Originally Posted by gnoahhh
The above advice is spot on, in about 90% of the guns out there.

Once you get used to it you should be able to pull the front trigger and instead of letting go of it with your finger and re-inserting the finger back into the trigger guard onto the rear trigger, just slide it off the front one smoothly back onto the rear one. Handy for quick doubles, such as doubles on skeet station 7, or simo pairs in sporting clays. That's why the front trigger is often given a soft radius along the length of its right side, to allow the trigger finger to easily slide off and back.

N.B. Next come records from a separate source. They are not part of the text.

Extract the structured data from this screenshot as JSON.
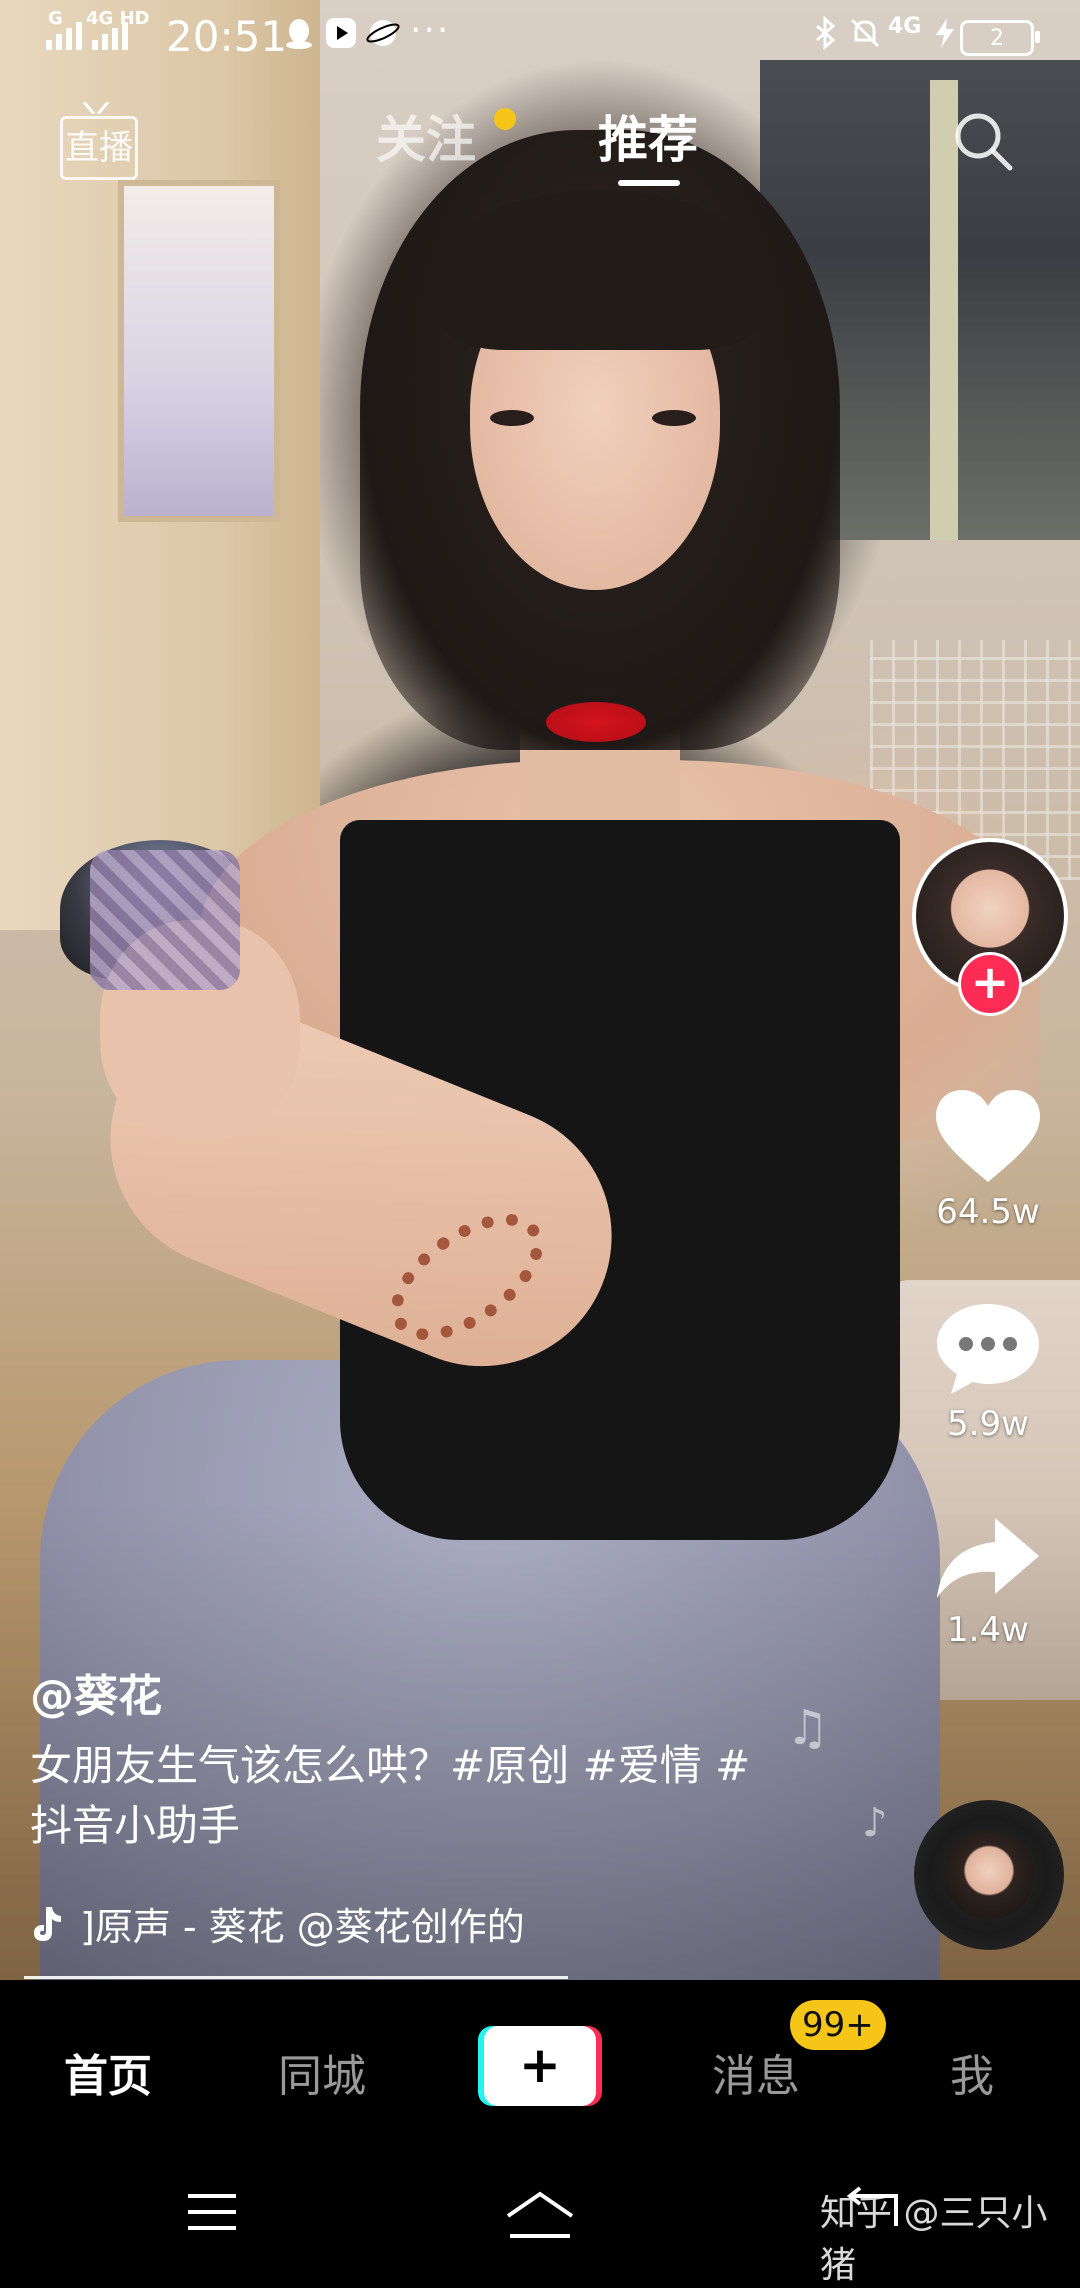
{
  "status_bar": {
    "net1": "G",
    "net2": "4G HD",
    "time": "20:51",
    "dots": "···",
    "net_right": "4G",
    "battery": "2"
  },
  "top_nav": {
    "live_label": "直播",
    "tab_follow": "关注",
    "tab_recommend": "推荐"
  },
  "video": {
    "author": "@葵花",
    "caption": "女朋友生气该怎么哄？#原创 #爱情 #抖音小助手",
    "music": "]原声 - 葵花    @葵花创作的"
  },
  "actions": {
    "likes": "64.5w",
    "comments": "5.9w",
    "shares": "1.4w"
  },
  "tab_bar": {
    "home": "首页",
    "nearby": "同城",
    "create": "+",
    "messages": "消息",
    "messages_badge": "99+",
    "me": "我"
  },
  "watermark": "知乎 @三只小猪",
  "colors": {
    "accent_red": "#fe2c55",
    "accent_cyan": "#25f4ee",
    "badge_yellow": "#f5c518"
  }
}
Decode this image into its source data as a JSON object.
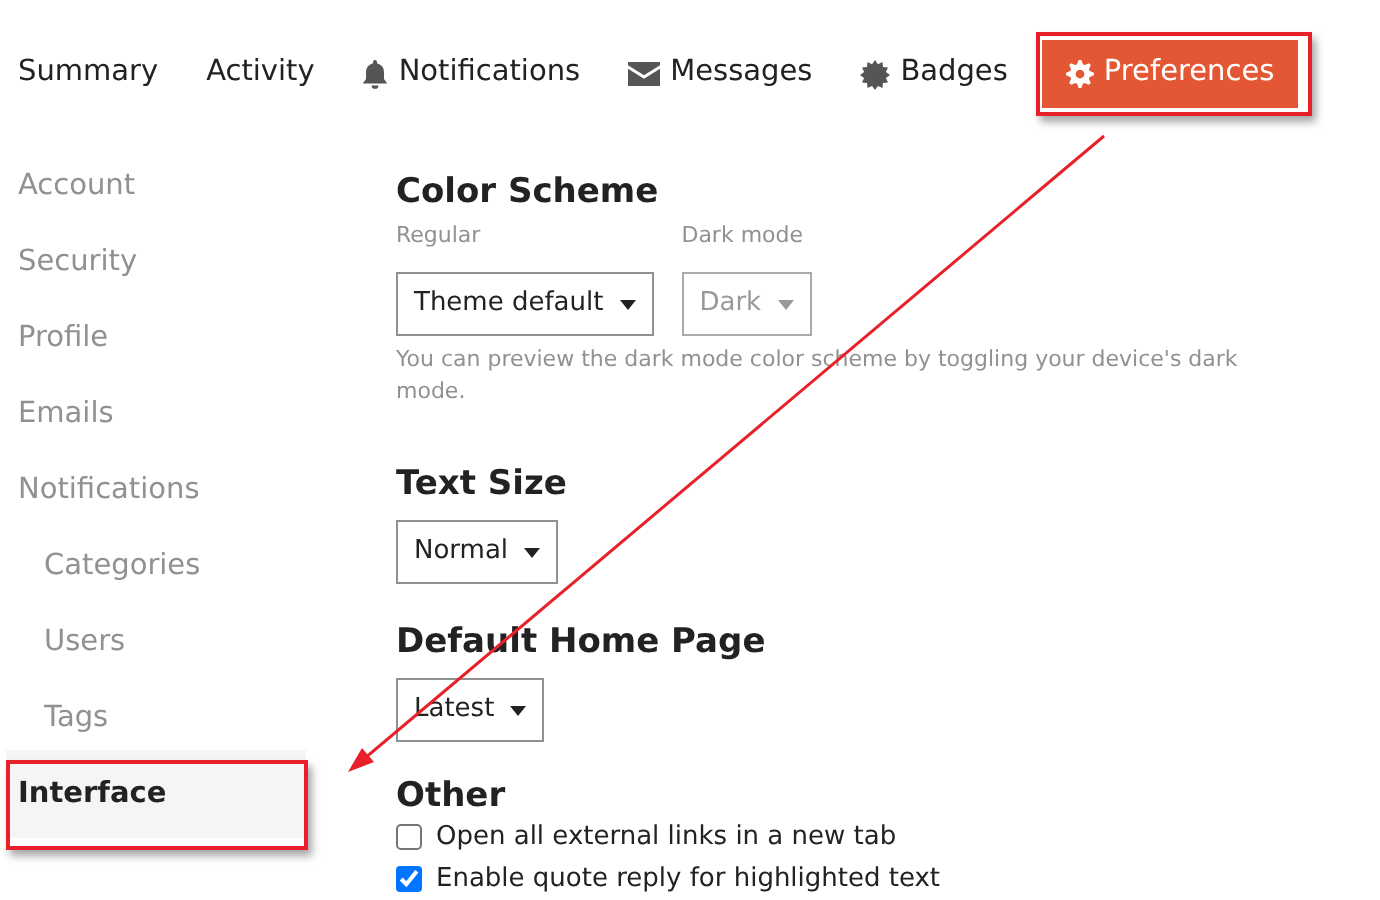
{
  "nav_tabs": [
    {
      "label": "Summary",
      "selected": false
    },
    {
      "label": "Activity",
      "selected": false
    },
    {
      "label": "Notifications",
      "selected": false
    },
    {
      "label": "Messages",
      "selected": false
    },
    {
      "label": "Badges",
      "selected": false
    },
    {
      "label": "Preferences",
      "selected": true
    }
  ],
  "sidebar": {
    "items": [
      {
        "label": "Account",
        "selected": false
      },
      {
        "label": "Security",
        "selected": false
      },
      {
        "label": "Profile",
        "selected": false
      },
      {
        "label": "Emails",
        "selected": false
      },
      {
        "label": "Notifications",
        "selected": false,
        "children": [
          {
            "label": "Categories",
            "selected": false
          },
          {
            "label": "Users",
            "selected": false
          },
          {
            "label": "Tags",
            "selected": false
          }
        ]
      },
      {
        "label": "Interface",
        "selected": true
      }
    ]
  },
  "sections": [
    {
      "kind": "selects",
      "title": "Color Scheme",
      "selects": [
        {
          "label": "Regular",
          "value": "Theme default",
          "disabled": false
        },
        {
          "label": "Dark mode",
          "value": "Dark",
          "disabled": true
        }
      ],
      "help": "You can preview the dark mode color scheme by toggling your device's dark mode."
    },
    {
      "kind": "selects",
      "title": "Text Size",
      "selects": [
        {
          "value": "Normal",
          "disabled": false
        }
      ]
    },
    {
      "kind": "selects",
      "title": "Default Home Page",
      "selects": [
        {
          "value": "Latest",
          "disabled": false
        }
      ]
    },
    {
      "kind": "checkboxes",
      "title": "Other",
      "options": [
        {
          "label": "Open all external links in a new tab",
          "checked": false
        },
        {
          "label": "Enable quote reply for highlighted text",
          "checked": true
        }
      ]
    }
  ]
}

Yeah - you don't want to double finger those triggers, or the recoil for the first will set off the second. Hard on the shoulder, but pretty deadly.

Don't ask how I know....

Factories back in the day would special order odd ball choke arrangements in doubles. Ie: the right barrel being the tight one. (Not to mention the abundance of choke reamers out there, and guys who know how to use them.) So don't automatically assume the right barrel is open and the left tight- the pattern board is your friend when you buy a new gun. More than a few discerning guys wanted them choked that way. (Admittedly that is rarely to be found in hardware store-grade guns though.) Then there were the guns that were choked identically in both barrels- usually guns meant for waterfowling and choked full and full, or open-and-open for close quarter bird shooting. The "name" factories would also special order (at no small expense) triggers set up for left handed shooters, with god knows what choke combinations.